Microsoft Hypes up Hyper-V
With Windows 7 on the horizon, Microsoft has wowed its fans, and heard some pre-release grumbles from its detractors, but they’ve not really talked about the server-side of the coin.
Microsoft big-wigs have promised that Microsoft’s Hyper-V virtualization technology will come up with the goods, after the media tore the company’s promises to pieces over the last few months.
Bill Laing is the corporate VP of Microsoft Windows server and solutions division. He said at a recent conference, the Microsoft Windows Hardware Engineering Conference in LA, that the planned management features would be the “competitive differentiator” in the upcoming version of Hyper-V, which is due with Windows Server 2008 R2. Laing demonstrated Hyper-V performing a live migration, playing a video while switching hypervisors.

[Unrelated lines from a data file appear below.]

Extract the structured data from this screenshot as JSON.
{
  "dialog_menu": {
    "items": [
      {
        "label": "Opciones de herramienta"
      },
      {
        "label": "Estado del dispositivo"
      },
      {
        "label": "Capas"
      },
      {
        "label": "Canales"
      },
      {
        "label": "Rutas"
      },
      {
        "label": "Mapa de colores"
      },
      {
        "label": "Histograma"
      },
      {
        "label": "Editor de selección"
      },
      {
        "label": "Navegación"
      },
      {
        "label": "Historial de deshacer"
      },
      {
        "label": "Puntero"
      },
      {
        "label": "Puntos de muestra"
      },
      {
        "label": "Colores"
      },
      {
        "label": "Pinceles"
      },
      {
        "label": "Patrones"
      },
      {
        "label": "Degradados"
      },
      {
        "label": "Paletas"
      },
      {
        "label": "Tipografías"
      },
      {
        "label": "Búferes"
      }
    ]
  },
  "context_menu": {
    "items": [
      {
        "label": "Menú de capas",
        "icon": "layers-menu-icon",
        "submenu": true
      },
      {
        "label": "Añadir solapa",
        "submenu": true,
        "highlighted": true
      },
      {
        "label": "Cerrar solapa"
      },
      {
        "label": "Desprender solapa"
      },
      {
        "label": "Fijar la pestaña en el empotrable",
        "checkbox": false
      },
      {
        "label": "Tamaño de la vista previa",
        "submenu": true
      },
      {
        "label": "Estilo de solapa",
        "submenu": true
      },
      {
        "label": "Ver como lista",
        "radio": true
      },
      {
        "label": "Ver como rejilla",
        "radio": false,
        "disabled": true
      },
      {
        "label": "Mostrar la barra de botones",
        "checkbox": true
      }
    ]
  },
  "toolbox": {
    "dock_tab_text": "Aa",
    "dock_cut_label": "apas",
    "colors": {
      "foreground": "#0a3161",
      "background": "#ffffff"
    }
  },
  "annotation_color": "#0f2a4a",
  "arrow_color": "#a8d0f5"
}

The next version of Microsoft’s SQL Server database, Kilimanjaro, promises greater scalability and improved management in large environments that the current SQL Server 2008.
The SQL Server RDBMS engine will be changed in Kilimanjaro so that it can run up to 256 logical processors, going beyond the limit of 64, and eliminating the need to manually partition applications across nodes. This allows customers to run high scale and particularly difficult applications.
Microsoft is “lighting up” new technologies, according to Quentin Clark, general manager for the SQL Server database engine. He says this will allow, for example, Excel to work with larger data sets than currently possible. “We are aligning it with more Office experience…to complete the last mile of business intelligence,” Clark said.
Last month Microsoft announced the arrival of Madison, a server-based appliance based on Kilimanjaro with hardware partners for large scale and detailed analysis.
The company plans to reference implementations ahead of Madison and announced that it might expand into other area as there has already been interest. This could mean appliances for packaged apps, like SAP, or the much more difficult, ‘custom old transaction processing’ (COTP).
COTP could be hard to achieve because reference architectures tend to require knowledge of I/O, memory and CPU capabilities in addition to knowing the software’s own limits.